Pour les Africains, la tentation est forte. Le niveau de vie de leur population est bas, et le souci de le relever anime tous les gouvernements. Malheureusement, si des importations à bas prix peuvent dégrader les prix au stade industriel, et nous allons y revenir, les populations n'en bénéficieront que peu ou prou. Rendues sur les marchés après toute une série d'intermédiaires et de revendeurs, dont les bénéfices croîtront d'autant, elles s'aligneront sur les prix européens. Nous l'avons dit, au stade industriel, les marchés se dégraderont. Autant dire que si ces importations se multiplient, l'Afrique verra péricliter ses industries que leur nouveauté rend fragile et les investisseurs seront découragés.

Les répercussions peuvent être encore plus profondes. Sans la contrepartie que représentent des débouchés privilégiés, français et européens, dont contre le cartiérisme ambiant les sentiments ont besoin d'être stimulés, se décourageront d'aider l'Afrique. À la limite, celle-ci se condamnera au rôle de fournisseur de matières premières agricoles toujours difficiles à placer, tandis qu'elle importera toujours les produits manufacturés. Un pacte colonial obscur et sournois sera souscrit, dont cette fois-ci l'Asie sera la bénéficiaire.

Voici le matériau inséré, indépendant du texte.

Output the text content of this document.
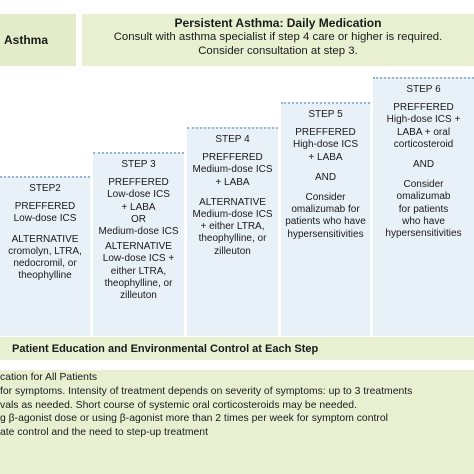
Asthma
Persistent Asthma: Daily Medication
Consult with asthma specialist if step 4 care or higher is required.
Consider consultation at step 3.
STEP2
PREFFERED
Low-dose ICS
ALTERNATIVE
cromolyn, LTRA,
nedocromil, or
theophylline
STEP 3
PREFFERED
Low-dose ICS
+ LABA
OR
Medium-dose ICS
ALTERNATIVE
Low-dose ICS +
either LTRA,
theophylline, or
zilleuton
STEP 4
PREFFERED
Medium-dose ICS
+ LABA
ALTERNATIVE
Medium-dose ICS
+ either LTRA,
theophylline, or
zilleuton
STEP 5
PREFFERED
High-dose ICS
+ LABA
AND
Consider
omalizumab for
patients who have
hypersensitivities
STEP 6
PREFFERED
High-dose ICS +
LABA + oral
corticosteroid
AND
Consider
omalizumab
for patients
who have
hypersensitivities
Patient Education and Environmental Control at Each Step
cation for All Patients
for symptoms. Intensity of treatment depends on severity of symptoms: up to 3 treatments
vals as needed. Short course of systemic oral corticosteroids may be needed.
g β-agonist dose or using β-agonist more than 2 times per week for symptom control
ate control and the need to step-up treatment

Ce risque, heureusement, les Africains d'expression française – nous n'en dirions pas autant du Ghana – l'ont spontanément aperçu. Ils ont d'instinct réagi, établissant des plafonds aux importations asiatiques. L'Afrique d'expression française, comme Madagascar, ont prouvé que leur maturité de pensée n'était pas seulement politique, mais économique.